Alors il eut envie de tomber à genoux et de demander pardon. Mais elle souleva avec lenteur sa main posée sur sa robe et, la lui tendant un peu:

– Bonjour, dit-elle d’une voix grave.

Il n’osait toucher ses doigts, qu’il effleura cependant de ses lèvres, en s’inclinant. Elle reprit:

– Asseyez-vous.

Et il s’assit sur une chaise basse, près de ses pieds.

Il sentait qu’il devait parler, mais il ne trouvait pas un mot, pas une idée, et il n’osait plus même la regarder. Il finit pourtant par balbutier:

– Votre mari avait oublié de me dire que vous m’attendiez, sans quoi je serais venu plus tôt.

Elle répondit:

– Oh! peu importe!

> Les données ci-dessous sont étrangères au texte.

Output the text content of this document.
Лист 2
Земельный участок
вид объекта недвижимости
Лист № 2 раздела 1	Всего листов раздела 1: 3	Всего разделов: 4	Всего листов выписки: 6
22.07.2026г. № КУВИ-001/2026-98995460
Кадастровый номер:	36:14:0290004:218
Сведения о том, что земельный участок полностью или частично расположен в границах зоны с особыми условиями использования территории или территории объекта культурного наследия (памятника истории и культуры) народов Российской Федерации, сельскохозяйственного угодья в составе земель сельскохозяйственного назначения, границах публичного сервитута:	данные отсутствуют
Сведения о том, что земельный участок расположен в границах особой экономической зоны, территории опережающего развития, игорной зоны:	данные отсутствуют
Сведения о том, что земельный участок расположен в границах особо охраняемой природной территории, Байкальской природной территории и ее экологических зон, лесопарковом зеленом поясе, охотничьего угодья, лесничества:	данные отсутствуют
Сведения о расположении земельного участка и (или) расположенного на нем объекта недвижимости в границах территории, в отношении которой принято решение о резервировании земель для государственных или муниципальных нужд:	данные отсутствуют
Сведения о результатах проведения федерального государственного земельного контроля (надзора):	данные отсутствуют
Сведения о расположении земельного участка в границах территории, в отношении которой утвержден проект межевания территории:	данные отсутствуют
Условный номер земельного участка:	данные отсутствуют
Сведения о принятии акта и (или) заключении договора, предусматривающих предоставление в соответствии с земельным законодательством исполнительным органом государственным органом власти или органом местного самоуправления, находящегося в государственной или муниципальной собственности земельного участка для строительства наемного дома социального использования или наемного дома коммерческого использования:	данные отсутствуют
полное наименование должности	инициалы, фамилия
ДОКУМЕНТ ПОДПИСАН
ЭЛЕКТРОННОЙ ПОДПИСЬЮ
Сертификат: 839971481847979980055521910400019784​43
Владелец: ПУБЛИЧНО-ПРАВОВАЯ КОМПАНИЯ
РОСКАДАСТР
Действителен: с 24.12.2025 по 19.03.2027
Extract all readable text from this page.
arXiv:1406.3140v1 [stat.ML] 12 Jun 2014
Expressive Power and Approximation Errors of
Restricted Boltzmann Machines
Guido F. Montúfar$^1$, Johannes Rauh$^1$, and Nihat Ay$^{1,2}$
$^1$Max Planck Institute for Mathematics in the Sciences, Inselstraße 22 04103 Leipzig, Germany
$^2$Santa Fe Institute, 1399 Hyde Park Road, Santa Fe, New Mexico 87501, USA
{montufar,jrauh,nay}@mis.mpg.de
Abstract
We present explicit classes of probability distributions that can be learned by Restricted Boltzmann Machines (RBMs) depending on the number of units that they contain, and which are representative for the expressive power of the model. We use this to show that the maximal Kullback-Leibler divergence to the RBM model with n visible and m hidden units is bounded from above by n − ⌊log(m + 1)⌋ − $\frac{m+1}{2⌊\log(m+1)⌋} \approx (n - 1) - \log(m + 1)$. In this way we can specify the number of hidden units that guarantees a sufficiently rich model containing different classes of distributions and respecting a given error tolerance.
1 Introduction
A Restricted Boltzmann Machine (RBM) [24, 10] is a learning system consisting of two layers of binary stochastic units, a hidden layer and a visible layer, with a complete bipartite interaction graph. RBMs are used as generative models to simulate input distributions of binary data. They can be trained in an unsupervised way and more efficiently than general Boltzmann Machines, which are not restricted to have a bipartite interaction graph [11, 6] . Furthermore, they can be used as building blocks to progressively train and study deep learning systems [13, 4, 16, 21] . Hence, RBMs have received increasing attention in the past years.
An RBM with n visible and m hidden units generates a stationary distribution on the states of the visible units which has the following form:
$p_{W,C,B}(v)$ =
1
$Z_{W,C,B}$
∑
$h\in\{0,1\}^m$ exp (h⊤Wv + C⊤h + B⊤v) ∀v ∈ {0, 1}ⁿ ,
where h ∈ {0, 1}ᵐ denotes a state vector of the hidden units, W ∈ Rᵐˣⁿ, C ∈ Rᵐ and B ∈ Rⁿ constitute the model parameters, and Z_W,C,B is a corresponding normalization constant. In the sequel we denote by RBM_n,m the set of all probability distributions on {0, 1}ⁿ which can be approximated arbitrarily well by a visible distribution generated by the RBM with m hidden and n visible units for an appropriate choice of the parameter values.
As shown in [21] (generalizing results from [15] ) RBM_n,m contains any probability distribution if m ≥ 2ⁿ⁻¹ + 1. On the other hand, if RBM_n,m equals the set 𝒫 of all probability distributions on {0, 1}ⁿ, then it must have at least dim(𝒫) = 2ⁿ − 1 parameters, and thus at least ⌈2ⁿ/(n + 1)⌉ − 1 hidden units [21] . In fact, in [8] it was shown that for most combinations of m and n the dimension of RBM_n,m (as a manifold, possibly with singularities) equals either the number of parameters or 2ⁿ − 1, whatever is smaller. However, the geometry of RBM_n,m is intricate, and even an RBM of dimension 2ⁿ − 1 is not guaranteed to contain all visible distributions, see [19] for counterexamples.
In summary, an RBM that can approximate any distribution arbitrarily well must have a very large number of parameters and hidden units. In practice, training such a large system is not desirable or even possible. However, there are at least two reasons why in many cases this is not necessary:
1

Du moment que nous devions nous revoir… un peu plus tôt… un peu plus tard?…

Comme elle n’ajoutait plus rien, il s’empressa de demander:

– J’espère que vous allez bien, maintenant?

– Merci. Aussi bien qu’on peut aller, après des secousses pareilles.

Elle était fort pâle, maigrie, mais plus jolie qu’avant son accouchement. Ses yeux surtout avaient pris une profondeur d’expression qu’il ne leur connaissait pas. Ils semblaient assombris, d’un bleu moins clair, moins transparent, plus intense. Ses mains étaient si blanches qu’on eût dit de la chair de morte.

Elle reprit:

– Ce sont des heures très dures à passer. Mais, quand on a souffert ainsi, on se sent fort pour jusqu’à la fin de ses jours.

Il murmura, très ému:

– Oui, ce sont des épreuves terribles.

Elle répéta comme un écho:

– Terribles.

Depuis quelques secondes, de légers mouvements, ces bruits imperceptibles du réveil d’un enfant endormi, avaient lieu dans le berceau. Brétigny ne le quittait plus du regard, en proie à un malaise douloureux et grandissant, torturé par l’envie de voir ce qui vivait là-dedans.

Alors il s’aperçut que les rideaux du petit lit étaient clos du haut en bas avec des épingles d’or que Christiane portait ordinairement à son corsage. Il s’amusait souvent, autrefois, à les ôter et à les repiquer sur les épaules de sa bien-aimée, ces fines épingles dont la tête était formée d’un croissant de lune. Il comprit ce qu’elle avait voulu; et une émotion poignante le saisit, le crispa devant cette barrière de points d’or qui le séparait, pour toujours, de cet enfant.

Un cri léger, une plainte frêle s’éleva dans cette prison blanche. Christiane aussitôt balança la nacelle et, d’une voix un peu brusque:

– Je vous demande pardon de vous donner si peu de temps; mais il faut que je m’occupe de ma fille.

Il se leva, baisa de nouveau la main qu’elle lui tendait, et, comme il allait sortir:

– Je fais des voeux pour votre bonheur, dit-elle.